A ellos, al muchacho y al viejo, la desaparición de Ramón parecía haberles ordenado la vida, dándoles una razón para levantarse por las mañanas, para moverse, para hacer y deshacer. A mí, por el contrario, el secuestro me había desbaratado la existencia. Todo el orden anterior, mi trabajo, las conversaciones telefónicas con mis padres cada dos semanas, la gallina Belinda, las agradables y aburridas cenas con amigos, las discusiones con mi marido y con mi editor, los paseos estrictamente estipulados de la Perra-Foca, la melancolía de todas las tardes a las siete y las angustias de todas las madrugadas a las dos, todo ese orden, ese entramado de existencia previsible, compacta y continua, se había derrumbado como un castillo de naipes.
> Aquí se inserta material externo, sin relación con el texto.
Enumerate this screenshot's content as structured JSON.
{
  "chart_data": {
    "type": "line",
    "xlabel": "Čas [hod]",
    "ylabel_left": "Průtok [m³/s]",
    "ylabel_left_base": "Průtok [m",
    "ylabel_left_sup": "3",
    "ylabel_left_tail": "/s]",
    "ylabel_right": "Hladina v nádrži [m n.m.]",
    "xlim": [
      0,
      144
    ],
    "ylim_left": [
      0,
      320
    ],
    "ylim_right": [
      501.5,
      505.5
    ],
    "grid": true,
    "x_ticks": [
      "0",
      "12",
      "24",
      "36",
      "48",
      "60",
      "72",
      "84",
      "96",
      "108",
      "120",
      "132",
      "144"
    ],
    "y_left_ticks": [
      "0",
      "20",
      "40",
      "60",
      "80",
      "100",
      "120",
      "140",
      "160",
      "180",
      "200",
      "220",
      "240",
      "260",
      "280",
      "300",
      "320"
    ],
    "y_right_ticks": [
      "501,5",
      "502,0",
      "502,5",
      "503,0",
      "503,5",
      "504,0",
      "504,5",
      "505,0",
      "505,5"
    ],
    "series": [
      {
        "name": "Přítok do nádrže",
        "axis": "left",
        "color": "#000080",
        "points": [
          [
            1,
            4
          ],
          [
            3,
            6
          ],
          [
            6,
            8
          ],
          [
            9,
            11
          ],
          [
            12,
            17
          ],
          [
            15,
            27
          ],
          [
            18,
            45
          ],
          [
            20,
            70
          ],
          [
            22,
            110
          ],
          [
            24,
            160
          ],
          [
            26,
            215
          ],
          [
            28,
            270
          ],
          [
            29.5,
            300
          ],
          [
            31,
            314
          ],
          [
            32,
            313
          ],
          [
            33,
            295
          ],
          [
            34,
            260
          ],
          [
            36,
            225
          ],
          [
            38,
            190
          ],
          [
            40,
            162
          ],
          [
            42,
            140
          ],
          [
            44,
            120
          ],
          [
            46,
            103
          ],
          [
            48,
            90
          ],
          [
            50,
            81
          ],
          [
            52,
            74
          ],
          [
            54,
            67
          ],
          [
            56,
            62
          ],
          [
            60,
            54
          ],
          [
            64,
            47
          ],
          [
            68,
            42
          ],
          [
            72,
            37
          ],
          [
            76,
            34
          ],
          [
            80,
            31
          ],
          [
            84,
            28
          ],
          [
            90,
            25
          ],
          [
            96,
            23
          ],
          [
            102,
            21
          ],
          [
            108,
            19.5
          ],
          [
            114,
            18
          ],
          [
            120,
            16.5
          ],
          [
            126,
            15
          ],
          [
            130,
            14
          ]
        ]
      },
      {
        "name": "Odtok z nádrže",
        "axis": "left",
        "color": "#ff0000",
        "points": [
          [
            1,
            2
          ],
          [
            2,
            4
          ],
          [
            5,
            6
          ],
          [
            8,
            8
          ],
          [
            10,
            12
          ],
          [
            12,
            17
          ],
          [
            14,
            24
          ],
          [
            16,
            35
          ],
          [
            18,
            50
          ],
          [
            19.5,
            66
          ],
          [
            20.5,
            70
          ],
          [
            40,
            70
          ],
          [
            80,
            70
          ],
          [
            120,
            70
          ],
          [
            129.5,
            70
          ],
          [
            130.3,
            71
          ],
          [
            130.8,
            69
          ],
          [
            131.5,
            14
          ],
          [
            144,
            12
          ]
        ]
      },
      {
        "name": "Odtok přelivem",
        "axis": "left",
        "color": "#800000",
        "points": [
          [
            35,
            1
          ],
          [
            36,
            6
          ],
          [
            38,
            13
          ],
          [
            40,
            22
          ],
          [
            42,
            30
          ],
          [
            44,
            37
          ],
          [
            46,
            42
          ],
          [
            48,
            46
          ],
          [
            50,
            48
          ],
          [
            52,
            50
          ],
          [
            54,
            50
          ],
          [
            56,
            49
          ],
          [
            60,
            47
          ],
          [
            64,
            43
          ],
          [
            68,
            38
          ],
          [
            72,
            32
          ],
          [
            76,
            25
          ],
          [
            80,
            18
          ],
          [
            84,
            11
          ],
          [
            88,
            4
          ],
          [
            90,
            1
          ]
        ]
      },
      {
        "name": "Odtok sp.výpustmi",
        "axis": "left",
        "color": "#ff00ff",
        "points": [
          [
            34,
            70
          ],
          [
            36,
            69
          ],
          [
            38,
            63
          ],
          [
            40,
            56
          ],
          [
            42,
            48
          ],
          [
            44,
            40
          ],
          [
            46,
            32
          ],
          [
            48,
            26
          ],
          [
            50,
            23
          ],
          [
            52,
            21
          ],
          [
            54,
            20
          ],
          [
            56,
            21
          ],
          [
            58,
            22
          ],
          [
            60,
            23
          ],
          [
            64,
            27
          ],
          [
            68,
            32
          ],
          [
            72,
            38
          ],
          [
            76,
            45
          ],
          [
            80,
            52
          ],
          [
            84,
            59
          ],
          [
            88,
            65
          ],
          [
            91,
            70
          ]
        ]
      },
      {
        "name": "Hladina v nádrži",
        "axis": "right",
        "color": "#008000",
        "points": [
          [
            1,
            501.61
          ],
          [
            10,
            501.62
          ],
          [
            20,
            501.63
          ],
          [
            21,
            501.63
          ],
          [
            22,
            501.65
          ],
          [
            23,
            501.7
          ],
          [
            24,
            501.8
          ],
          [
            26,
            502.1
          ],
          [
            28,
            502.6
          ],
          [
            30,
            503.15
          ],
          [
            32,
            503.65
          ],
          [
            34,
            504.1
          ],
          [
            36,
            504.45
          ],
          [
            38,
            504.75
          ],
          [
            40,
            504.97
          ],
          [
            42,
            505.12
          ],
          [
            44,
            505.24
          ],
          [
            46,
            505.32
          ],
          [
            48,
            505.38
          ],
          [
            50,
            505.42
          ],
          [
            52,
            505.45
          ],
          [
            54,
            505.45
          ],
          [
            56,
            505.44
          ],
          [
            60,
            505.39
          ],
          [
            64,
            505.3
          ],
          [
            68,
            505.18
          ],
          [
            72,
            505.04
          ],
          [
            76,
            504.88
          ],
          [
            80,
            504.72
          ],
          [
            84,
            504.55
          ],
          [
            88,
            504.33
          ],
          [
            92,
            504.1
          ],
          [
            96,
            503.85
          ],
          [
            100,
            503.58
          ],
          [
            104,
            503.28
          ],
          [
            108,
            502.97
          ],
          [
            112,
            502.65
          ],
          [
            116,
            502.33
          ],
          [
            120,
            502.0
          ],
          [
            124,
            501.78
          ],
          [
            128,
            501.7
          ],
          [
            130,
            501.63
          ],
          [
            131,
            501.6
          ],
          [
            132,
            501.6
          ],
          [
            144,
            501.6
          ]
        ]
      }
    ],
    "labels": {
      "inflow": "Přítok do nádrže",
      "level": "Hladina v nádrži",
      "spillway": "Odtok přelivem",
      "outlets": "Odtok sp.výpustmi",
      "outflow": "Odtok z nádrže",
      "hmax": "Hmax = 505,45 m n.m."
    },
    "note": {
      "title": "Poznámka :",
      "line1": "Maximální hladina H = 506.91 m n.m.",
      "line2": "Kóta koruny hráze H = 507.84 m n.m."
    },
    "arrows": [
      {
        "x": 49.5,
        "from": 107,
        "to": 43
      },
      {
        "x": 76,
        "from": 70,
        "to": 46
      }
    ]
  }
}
Con los años, los humanos nos solemos ir achicando por dentro. De las mil posibilidades de ser que tenemos todos, a menudo acabamos imponiendo sólo una: y las demás se petrifican, se marchitan. Los escritores-profetas del sentimiento ñoño le llaman a eso madurar, aclararse las ideas y asumir la edad, pero a mí me parece que es como pudrirse. Ahí están luego esos muertos vivientes: les conozco. Hombres y mujeres cuarentones, tal vez bien situados, incluso triunfantes en su profesión, que de cuando en cuando suspiran y te dicen: «A mí antes me gustaba tanto hacer deporte…» (ahora la sedentariedad les ha convertido en gordos infames), «de joven me encantaba escribir» (ahora no sólo no escriben ni una sílaba, sino que además el único libro que han leído en los últimos cinco años es el manual de instrucciones del vídeo), o bien «no te lo creerás, pero yo antes vivía al día, disfrutaba haciendo cosas imprevistas y me pasé un año recorriendo Europa a dedo» (y, en efecto, resulta difícil de creer, porque ahora el tipo en cuestión es tan vital como una acelga y tan móvil como un champiñón, y ni siquiera se atreve a comprar el periódico en el quiosco sin haberlo reservado antes por teléfono). Todos ellos acarrean en su interior una colección de momias, todos tienen por almario una necrópolis. Cuando Ramón desapareció, yo también tenía el almario un poco enmohecido y las personalidades interiores con telarañas, y probablemente la crisis me ayudó a rescatarlas. La buena noticia es que, si sobrevives, el sufrimiento enseña. La mala noticia es que el verdadero sufrimiento casi siempre mata.